Libia, il comando alla Nato: “Difenderemo i civili dal raìs”

Al generale canadese Charles Bouchard è stata affidata la guida delle operazioni
1' di lettura

Approvato l’accordo per far passare tutte le operazioni e la missione internazionale all’Alleanza. Il piano non prevede di rifornire di armi gli insorti. Gli Usa ribadiscono: “L’obiettivo militare non è l’uscita di scena di Muammar Gheddafi"

Guarda anche:
SPECIALE: Dalle proteste di piazza alla guerra in Libia
Tutte le NEWS e le FOTO
Libia, le parole chiave della guerra

Sarà la Nato a difendere i civili e le aree popolate della Libia dalle minacce di attacchi delle forze del colonello Muammar Gheddafi. I 28 Alleati hanno approvato domenica 27 marzo i piani per assumere sotto la loro responsabilità l'implementazione di "tutti gli aspetti" della risoluzione Onu 1973, incluso il paragrafo 4, che autorizza la comunità internazionale a prendere "tutte le misure necessarie" per proteggere i civili e le aree popolate sotto minaccia di attacco, escludendo solo "l'occupazione sotto qualsiasi forma" di qualsiasi parte del territorio libico. Con questa piena assunzione di responsabilità, la Nato assume da subito il comando politico e militare di tutte le operazioni in Libia e la missione internazionale 'Odissea all'alba', lanciata dalla 'coalizione dei volenterosi' sotto il controllo di Usa, Francia e Gran Bretagna, passa sotto il controllo dell'Alleanza prendendo il nome di "Unified protector", protezione unificata.

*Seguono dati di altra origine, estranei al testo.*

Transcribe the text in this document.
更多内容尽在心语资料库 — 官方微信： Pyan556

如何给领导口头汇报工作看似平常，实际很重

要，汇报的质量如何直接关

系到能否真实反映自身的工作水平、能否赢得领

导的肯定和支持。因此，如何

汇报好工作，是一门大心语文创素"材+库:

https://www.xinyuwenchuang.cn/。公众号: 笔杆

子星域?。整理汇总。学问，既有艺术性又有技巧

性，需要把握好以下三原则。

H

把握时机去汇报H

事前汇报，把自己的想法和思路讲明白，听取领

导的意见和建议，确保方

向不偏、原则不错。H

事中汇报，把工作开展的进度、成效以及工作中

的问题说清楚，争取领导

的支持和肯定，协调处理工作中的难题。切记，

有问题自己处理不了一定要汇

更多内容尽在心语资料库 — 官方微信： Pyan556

I piani e le regole di ingaggio messi a punto dal Comitato militare hanno passato il vaglio politico dei 28 ambasciatori dell'Alleanza che, nella tarda serata del 27 marzo, hanno raggiunto l'accordo cercato con determinazione - e molti momenti di tensione - da almeno dieci giorni. La Nato sarà in grado di assumere la guida totale delle operazioni "entro 48-72 ore", hanno indicato fonti diplomatiche. La macchina ha già i motori accesi e lunedì il generale canadese Charles Bouchard, che guiderà da Napoli le forze Nato e non-Nato impegnate nella missione, incontrerà la stampa nella base napoletana.

Oltre all'embargo delle armi e al comando per l'interdizione dei voli nei cieli libici, l'Alleanza agirà per proteggere i civili e le aree abitate dalla minaccia di attacchi delle truppe del colonnello Gheddafi, attraverso una 'no fly zone' rafforzata (no fly zone plus) che include raid aerei e bombardamenti su bersagli di terra. La Nato non rifornirà però di armi gli insorti. C'è un embargo delle armi contro tutto il territorio della Libia e noi -ha chiarito il ministro della Difesa difesa britannico Liam Fox smentendo indiscrezioni stampa - "dobbiamo accettarlo". Anche la no fly zone sarà del resto applicata in maniera "imparziale". L'interdizione dei voli riguarderà gli aerei di Gheddafi, ma anche quelli dei ribelli, con la sola eccezione dei velivoli autorizzati.

L'obiettivo militare in Libia "non è l'uscita di scena di Muammar Gheddafi", hanno dichiarato il segretario della Difesa Usa Robert Gates e il segretario di Stato Usa Hillary Clinton. Lo scopo prioritario della missione - hanno sottolineato - è la protezione della popolazione civile. L'uscita di scena di Gheddafi resta ovviamente un obiettivo politico, che la comunità internazionale intende perseguire con gli strumenti della diplomazia, non con quelli militari. La conferenza di Londra di martedì 29 marzo tra i ministri degli esteri dei paesi che partecipano alla missione sarà focalizzata su questo.

Sull'ampiezza e le modalità della missione, gli Alleati si erano divisi. In particolare, i raid aerei contro bersagli a terra condotti dalla coalizione dei volenterosi avevano irritato la Turchia, secondo la quale andavano oltre il mandato Onu. Ankara aveva chiesto lo stop di tutti i raid prima del passaggio del comando alla Nato della no fly-zone. Le divergenze sono poi rientrate ed è stato possibile il 24 marzo raggiungere un accordo di principio che il 27 marzo si è tradotto in piani militari, regole di ingaggio e controllo politico di tutte le operazioni. Molto soddisfatto il segretario generale della Nato Anders Fogh Rasmussen: "E’ un passo molto significativo che dimostra la capacità della Nato di prendere decisioni decisive".